Der Fall hat in Italien höchste Aufmerksamkeit. Die junge Frau konnte erst einmal von der italienischen Botschafterin in Teheran besucht werden, ihre Haftbedingungen werden als hart beschrieben. Meloni hat sich mit der Mutter von Cecilia Sala getroffen und alle Hilfe versprochen. Sie muss aber aufpassen, dass sie sich nicht etwa durch einen Austausch des Iraners gegen die Journalistin amerikanischen Unmut zuzieht.
Meloni zeigt einen Pragmatismus, der für Rechtsaussen-Politiker eher unüblich ist
Im Gespräch mit Trump sollen dies wie auch die bekannten weltpolitischen Themen besprochen worden sein, von der Drohung mit Handelszöllen gegen Europa bis zum Schicksal der von Russland überfallenen Ukraine; Meloni ist als kompromisslose Unterstützerin der Ukraine bekannt. Meloni hat mit diesem Treffen womöglich einen weiteren Schritt gemacht, um Trumps bevorzugte Ansprechpartnerin in Europa zu werden. Das würde ihre Position im Kreis der europäischen Führerinnen und Führer massiv stärken.
Meloni, die eine Partei anführt, die in Teilen immer noch postfaschistisch ist, steht Trump politisch nahe, wie sie selbst immer wieder betont. Sie zeigt aber auch gegenüber anderen Regierungschefs einen Pragmatismus, der für Rechtsaussen-Politiker eher unüblich ist.
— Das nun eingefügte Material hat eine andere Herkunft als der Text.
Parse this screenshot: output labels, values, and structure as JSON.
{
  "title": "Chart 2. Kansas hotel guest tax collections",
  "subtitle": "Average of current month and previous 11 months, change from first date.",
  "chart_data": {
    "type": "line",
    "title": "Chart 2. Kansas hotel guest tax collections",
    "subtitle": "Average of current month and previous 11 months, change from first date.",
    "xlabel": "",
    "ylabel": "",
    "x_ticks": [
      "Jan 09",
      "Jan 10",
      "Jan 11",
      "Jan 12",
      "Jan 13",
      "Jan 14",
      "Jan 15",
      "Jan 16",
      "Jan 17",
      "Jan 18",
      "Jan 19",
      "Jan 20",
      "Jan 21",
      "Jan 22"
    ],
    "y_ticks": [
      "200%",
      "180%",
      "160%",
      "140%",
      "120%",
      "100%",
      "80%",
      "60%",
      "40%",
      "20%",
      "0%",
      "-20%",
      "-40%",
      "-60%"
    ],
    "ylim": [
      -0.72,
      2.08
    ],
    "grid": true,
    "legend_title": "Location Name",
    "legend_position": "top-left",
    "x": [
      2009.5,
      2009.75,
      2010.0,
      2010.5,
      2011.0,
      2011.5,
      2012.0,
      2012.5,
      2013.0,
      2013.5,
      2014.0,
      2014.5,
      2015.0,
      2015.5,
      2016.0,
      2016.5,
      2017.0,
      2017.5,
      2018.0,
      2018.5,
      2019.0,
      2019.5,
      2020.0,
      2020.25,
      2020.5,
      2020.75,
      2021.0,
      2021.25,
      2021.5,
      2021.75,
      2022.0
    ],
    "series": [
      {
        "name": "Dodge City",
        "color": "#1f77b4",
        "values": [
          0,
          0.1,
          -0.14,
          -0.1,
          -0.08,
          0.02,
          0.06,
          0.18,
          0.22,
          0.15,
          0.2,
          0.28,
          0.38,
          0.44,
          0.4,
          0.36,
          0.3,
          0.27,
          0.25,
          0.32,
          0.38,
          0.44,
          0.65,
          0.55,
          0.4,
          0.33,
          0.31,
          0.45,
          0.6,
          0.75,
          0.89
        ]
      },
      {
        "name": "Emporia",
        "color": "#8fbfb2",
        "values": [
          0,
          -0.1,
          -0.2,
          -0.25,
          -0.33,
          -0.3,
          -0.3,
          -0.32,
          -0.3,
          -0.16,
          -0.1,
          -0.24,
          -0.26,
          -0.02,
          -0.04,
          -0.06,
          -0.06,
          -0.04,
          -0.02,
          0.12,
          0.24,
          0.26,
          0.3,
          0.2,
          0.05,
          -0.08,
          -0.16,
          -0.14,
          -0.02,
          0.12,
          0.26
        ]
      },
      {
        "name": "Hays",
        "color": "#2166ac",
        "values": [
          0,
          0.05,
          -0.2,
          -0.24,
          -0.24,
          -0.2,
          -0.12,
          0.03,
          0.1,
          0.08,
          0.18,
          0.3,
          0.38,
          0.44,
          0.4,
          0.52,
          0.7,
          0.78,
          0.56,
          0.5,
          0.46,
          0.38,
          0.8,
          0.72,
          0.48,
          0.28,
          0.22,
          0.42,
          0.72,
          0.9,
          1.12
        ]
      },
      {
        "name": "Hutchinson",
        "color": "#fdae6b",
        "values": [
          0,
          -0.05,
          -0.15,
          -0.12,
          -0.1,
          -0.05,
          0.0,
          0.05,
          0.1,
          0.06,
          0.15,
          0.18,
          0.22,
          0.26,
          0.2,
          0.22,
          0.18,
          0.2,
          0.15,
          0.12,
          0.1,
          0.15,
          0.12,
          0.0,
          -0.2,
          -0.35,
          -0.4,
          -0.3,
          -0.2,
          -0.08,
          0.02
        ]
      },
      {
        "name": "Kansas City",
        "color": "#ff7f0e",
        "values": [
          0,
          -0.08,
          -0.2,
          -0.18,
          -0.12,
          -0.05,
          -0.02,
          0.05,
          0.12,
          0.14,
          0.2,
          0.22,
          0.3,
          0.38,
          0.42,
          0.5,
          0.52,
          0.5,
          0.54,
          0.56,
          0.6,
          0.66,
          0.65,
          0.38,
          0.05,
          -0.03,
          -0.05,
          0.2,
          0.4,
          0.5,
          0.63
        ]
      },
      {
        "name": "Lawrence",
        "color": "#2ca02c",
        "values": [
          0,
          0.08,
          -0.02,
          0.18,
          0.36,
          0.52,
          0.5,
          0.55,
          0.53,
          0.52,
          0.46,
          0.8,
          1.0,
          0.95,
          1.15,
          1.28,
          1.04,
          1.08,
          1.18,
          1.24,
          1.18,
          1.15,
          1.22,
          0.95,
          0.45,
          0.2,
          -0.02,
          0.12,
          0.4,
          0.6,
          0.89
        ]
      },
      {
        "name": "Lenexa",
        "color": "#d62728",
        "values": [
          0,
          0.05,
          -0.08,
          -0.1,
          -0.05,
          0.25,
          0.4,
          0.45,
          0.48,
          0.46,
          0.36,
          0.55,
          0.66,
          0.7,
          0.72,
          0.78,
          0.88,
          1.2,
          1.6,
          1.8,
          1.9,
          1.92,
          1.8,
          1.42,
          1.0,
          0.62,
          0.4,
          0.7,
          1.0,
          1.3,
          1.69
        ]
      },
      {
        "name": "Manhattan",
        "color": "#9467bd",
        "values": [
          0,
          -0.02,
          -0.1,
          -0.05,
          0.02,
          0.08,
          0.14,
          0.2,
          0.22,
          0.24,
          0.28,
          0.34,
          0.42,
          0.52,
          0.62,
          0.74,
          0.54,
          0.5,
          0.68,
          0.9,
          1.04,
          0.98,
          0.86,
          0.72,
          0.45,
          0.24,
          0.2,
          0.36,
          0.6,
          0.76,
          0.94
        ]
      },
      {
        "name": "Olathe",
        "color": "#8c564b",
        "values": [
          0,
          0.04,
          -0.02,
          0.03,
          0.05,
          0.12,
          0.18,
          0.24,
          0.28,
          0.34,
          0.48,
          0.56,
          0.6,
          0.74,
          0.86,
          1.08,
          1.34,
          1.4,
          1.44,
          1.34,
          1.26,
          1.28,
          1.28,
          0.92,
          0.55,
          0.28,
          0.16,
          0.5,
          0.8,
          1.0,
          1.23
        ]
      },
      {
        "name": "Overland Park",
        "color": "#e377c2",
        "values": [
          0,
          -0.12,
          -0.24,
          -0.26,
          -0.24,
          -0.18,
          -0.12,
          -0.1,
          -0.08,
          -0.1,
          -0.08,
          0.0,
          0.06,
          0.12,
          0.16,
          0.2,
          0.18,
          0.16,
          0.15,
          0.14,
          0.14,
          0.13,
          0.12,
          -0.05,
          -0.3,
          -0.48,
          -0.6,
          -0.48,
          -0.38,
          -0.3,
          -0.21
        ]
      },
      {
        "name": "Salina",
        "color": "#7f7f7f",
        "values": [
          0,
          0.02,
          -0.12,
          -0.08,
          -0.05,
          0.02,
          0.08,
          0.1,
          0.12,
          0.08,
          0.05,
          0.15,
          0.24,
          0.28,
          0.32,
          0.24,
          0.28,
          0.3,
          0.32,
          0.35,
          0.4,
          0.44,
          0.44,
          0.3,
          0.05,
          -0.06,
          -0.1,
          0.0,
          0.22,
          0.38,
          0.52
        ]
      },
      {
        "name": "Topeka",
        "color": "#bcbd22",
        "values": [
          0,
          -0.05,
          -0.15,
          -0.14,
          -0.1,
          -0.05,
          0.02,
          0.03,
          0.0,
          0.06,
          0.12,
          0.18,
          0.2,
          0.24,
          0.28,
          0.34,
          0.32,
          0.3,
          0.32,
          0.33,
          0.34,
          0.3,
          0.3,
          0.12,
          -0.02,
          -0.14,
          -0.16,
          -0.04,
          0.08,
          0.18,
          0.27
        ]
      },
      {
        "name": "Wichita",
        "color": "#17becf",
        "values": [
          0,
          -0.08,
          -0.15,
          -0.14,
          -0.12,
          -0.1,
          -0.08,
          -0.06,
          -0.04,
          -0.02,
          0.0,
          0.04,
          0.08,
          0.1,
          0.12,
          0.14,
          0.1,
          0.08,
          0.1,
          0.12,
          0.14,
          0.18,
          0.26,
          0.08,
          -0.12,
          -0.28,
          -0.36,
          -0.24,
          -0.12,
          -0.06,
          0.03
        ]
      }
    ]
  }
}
Im erwähnten Interview zum Jahreswechsel hatte sie sich überaus freundlich über den britischen Premier Keir Starmer geäussert, obwohl dieser als Labour-Politiker politisch deutlich anders verortet ist als sie – und mehr noch: Obwohl dieser gerade unter Dauerbeschuss durch Trump und Musk steht. Mit Starmer verstehe sie sich gut und stimme in vielen Fragen überein, sagte Meloni. Auch mit der EU-Kommissionspräsidentin und CDU-Politikerin Ursula von der Leyen pflegt sie eine enge Beziehung. Und wenn in der kommenden Woche der scheidende US-Präsident Joe Biden nach Rom kommt, wird Meloni, darf man vermuten, die Herzlichkeit in Person sein.